Keep words token filter
The keep_words token filter is designed to keep only certain words during the analysis process. This filter is useful if you have a large body of text but are only interested in certain keywords or terms.
Parameters
The keep_words token filter can be configured with the following parameters.

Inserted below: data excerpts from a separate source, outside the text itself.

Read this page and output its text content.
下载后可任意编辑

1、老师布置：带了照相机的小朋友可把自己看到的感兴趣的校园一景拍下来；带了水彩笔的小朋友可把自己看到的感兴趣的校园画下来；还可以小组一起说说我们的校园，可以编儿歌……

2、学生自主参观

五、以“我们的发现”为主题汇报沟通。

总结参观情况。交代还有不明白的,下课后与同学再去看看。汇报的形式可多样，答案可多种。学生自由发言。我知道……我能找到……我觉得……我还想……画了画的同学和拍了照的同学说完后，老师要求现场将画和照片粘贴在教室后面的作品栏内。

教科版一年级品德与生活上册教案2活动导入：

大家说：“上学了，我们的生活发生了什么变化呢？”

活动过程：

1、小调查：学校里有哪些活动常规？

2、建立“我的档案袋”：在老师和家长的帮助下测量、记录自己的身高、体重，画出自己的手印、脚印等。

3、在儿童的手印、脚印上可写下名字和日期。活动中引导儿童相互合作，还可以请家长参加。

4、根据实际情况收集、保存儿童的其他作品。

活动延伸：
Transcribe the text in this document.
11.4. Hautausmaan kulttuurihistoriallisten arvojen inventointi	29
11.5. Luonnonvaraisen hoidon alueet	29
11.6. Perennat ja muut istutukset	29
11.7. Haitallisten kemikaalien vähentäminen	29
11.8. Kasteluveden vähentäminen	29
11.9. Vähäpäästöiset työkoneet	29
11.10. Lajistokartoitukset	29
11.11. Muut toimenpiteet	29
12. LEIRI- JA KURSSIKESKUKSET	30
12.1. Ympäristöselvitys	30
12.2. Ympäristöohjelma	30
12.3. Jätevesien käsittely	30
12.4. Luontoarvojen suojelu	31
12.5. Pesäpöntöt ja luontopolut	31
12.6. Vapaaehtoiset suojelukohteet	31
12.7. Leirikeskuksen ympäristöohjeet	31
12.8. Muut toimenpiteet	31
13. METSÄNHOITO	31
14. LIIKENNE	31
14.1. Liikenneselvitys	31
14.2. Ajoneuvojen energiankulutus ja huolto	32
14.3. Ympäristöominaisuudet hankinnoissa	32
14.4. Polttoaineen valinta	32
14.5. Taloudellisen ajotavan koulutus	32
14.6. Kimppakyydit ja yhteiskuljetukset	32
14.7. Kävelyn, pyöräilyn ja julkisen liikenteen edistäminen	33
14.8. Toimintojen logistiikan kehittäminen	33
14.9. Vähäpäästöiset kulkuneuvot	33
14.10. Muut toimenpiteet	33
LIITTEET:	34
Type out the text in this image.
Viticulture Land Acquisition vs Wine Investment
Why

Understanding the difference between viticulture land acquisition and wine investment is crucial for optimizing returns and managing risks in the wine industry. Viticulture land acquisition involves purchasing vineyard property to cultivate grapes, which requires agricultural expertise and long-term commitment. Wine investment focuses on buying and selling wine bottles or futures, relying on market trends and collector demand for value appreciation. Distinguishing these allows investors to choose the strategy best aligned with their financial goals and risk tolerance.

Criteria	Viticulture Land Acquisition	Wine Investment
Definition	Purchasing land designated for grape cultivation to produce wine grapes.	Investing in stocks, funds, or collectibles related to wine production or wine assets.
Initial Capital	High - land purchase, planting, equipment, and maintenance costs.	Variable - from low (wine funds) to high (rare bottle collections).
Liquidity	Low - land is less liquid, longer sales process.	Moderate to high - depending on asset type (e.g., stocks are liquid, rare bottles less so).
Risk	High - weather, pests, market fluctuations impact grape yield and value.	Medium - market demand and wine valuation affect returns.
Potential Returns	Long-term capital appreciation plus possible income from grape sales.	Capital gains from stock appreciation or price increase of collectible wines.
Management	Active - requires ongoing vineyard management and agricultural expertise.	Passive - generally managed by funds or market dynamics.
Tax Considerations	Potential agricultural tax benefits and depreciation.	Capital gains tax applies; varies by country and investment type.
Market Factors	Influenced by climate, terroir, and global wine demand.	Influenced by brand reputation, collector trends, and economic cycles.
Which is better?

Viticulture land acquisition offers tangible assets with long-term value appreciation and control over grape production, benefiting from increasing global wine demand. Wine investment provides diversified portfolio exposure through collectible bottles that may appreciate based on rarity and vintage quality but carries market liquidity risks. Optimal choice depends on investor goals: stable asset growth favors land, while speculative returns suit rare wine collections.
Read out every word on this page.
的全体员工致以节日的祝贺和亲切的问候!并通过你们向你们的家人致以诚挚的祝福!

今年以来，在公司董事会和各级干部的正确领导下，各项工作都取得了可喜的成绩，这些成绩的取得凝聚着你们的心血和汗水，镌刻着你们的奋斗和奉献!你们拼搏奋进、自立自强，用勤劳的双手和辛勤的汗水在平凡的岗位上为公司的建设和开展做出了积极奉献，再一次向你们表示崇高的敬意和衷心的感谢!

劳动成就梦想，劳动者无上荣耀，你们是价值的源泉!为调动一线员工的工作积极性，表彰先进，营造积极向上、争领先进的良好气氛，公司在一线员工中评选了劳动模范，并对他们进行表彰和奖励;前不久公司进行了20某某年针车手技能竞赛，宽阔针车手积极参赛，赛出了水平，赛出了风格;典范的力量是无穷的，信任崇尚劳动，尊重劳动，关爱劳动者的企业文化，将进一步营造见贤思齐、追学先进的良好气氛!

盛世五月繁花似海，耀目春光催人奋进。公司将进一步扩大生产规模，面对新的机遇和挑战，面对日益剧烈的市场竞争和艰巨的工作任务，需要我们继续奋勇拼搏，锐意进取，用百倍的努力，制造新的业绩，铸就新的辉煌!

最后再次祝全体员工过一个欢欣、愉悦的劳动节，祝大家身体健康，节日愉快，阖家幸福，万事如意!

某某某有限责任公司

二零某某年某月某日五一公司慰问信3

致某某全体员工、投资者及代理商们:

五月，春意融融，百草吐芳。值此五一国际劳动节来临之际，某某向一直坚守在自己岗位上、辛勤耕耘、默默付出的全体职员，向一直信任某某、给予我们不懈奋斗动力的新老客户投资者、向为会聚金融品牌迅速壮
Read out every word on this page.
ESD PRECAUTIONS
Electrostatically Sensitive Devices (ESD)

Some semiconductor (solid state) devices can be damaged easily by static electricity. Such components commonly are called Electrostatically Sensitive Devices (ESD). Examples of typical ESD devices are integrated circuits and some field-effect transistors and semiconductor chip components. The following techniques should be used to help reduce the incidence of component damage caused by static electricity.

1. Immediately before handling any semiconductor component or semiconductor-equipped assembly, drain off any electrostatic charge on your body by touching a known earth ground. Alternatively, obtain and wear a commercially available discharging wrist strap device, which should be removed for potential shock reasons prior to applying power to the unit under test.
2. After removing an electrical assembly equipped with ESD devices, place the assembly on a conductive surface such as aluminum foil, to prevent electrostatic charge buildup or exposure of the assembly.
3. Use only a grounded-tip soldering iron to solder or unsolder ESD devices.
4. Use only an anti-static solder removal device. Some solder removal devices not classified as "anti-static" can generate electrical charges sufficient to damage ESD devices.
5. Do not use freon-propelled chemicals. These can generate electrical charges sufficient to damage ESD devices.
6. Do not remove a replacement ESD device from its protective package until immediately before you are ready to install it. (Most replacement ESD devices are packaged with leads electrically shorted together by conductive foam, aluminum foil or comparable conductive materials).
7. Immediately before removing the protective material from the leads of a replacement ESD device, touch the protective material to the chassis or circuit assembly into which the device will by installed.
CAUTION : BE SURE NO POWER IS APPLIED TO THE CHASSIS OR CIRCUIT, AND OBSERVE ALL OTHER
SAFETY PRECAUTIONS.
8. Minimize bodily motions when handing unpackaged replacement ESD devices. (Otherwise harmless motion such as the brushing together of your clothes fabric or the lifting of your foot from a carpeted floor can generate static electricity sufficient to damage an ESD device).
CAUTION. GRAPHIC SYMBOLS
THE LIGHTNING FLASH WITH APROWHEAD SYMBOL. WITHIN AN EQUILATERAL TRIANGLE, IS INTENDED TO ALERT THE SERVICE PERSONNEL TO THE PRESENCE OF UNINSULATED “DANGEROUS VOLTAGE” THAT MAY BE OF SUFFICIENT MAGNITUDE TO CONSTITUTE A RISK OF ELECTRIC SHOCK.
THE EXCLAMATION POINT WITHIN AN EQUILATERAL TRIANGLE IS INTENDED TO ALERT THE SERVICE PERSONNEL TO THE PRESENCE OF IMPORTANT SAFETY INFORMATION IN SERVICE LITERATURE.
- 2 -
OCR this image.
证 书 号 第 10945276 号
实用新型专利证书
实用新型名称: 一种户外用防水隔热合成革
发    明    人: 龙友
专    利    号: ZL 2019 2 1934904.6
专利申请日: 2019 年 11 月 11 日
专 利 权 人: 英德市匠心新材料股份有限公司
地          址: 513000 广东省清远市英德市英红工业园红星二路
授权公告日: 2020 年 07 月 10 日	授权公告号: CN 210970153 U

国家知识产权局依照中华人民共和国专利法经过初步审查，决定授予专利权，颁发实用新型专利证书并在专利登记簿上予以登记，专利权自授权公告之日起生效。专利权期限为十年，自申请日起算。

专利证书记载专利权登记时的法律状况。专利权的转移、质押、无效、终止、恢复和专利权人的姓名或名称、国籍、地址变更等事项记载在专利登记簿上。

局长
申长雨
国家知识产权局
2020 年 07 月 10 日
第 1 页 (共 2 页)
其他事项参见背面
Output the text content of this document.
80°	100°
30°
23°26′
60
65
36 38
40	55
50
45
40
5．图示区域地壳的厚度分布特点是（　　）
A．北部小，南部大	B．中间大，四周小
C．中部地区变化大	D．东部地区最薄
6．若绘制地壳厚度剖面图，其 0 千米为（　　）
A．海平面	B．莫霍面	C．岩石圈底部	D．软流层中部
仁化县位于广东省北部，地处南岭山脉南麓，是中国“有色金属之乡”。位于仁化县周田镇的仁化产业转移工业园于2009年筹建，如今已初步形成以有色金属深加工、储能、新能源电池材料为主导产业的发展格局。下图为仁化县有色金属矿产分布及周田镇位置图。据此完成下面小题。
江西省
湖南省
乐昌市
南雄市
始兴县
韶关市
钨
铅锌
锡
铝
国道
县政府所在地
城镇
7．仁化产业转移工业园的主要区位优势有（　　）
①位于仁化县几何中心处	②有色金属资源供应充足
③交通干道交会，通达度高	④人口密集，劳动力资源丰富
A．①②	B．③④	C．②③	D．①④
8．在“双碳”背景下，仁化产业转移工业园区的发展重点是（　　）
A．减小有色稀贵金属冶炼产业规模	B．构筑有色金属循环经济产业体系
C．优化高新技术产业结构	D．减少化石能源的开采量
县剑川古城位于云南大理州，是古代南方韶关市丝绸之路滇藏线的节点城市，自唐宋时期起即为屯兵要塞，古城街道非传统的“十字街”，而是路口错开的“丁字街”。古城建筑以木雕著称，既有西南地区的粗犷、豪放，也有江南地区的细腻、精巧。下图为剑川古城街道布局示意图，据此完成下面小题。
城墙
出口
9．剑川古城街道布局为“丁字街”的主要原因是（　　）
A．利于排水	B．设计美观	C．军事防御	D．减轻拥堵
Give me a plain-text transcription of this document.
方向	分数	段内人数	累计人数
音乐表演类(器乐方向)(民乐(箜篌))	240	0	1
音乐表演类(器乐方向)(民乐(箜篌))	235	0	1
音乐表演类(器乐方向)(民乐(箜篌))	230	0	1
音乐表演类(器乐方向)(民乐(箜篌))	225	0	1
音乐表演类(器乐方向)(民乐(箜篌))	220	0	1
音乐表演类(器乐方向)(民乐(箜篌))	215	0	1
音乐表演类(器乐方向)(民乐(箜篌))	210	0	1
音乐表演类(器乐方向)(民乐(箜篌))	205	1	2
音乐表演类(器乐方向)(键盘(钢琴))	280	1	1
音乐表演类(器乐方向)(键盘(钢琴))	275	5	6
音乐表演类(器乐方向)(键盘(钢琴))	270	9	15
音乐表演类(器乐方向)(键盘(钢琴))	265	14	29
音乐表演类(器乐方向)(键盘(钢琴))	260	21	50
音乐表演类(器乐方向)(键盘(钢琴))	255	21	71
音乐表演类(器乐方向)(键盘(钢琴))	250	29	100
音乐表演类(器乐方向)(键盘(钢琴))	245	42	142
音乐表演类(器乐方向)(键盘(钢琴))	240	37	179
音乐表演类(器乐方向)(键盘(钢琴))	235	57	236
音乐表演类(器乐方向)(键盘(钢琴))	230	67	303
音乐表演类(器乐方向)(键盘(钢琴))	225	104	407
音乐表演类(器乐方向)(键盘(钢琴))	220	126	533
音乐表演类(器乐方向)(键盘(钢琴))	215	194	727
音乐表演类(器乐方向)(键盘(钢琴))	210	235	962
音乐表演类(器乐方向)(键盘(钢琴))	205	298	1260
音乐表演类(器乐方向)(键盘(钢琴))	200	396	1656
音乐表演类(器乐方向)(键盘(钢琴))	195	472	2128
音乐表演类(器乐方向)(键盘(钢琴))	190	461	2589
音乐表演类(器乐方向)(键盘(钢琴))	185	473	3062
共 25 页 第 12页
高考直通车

| Parameter | Required/Optional | Data type | Description | 
|---|---|---|---|
| keep_words | Required if keep_words_pathis not configured | List of strings | The list of words to keep. | 
| keep_words_path | Required if keep_wordsis not configured | String | The path to the file containing the list of words to keep. | 
| keep_words_case | Optional | Boolean | Whether to lowercase all words during comparison. Default is false. | 
Example
The following example request creates a new index named my_index and configures an analyzer with a keep_words filter:
PUT my_index
{
  "settings": {
    "analysis": {
      "analyzer": {
        "custom_keep_word": {
          "tokenizer": "standard",
          "filter": [ "keep_words_filter" ]
        }
      },
      "filter": {
        "keep_words_filter": {
          "type": "keep",
          "keep_words": ["example", "world", "opensearch"],
          "keep_words_case": true
        }
      }
    }
  }
}
Generated tokens
Use the following request to examine the tokens generated using the analyzer:
GET /my_index/_analyze
{
  "analyzer": "custom_keep_word",
  "text": "Hello, world! This is an OpenSearch example."
}
The response contains the generated tokens:
{
  "tokens": [
    {
      "token": "world",
      "start_offset": 7,
      "end_offset": 12,
      "type": "<ALPHANUM>",
      "position": 1
    },
    {
      "token": "OpenSearch",
      "start_offset": 25,
      "end_offset": 35,
      "type": "<ALPHANUM>",
      "position": 5
    },
    {
      "token": "example",
      "start_offset": 36,
      "end_offset": 43,
      "type": "<ALPHANUM>",
      "position": 6
    }
  ]
}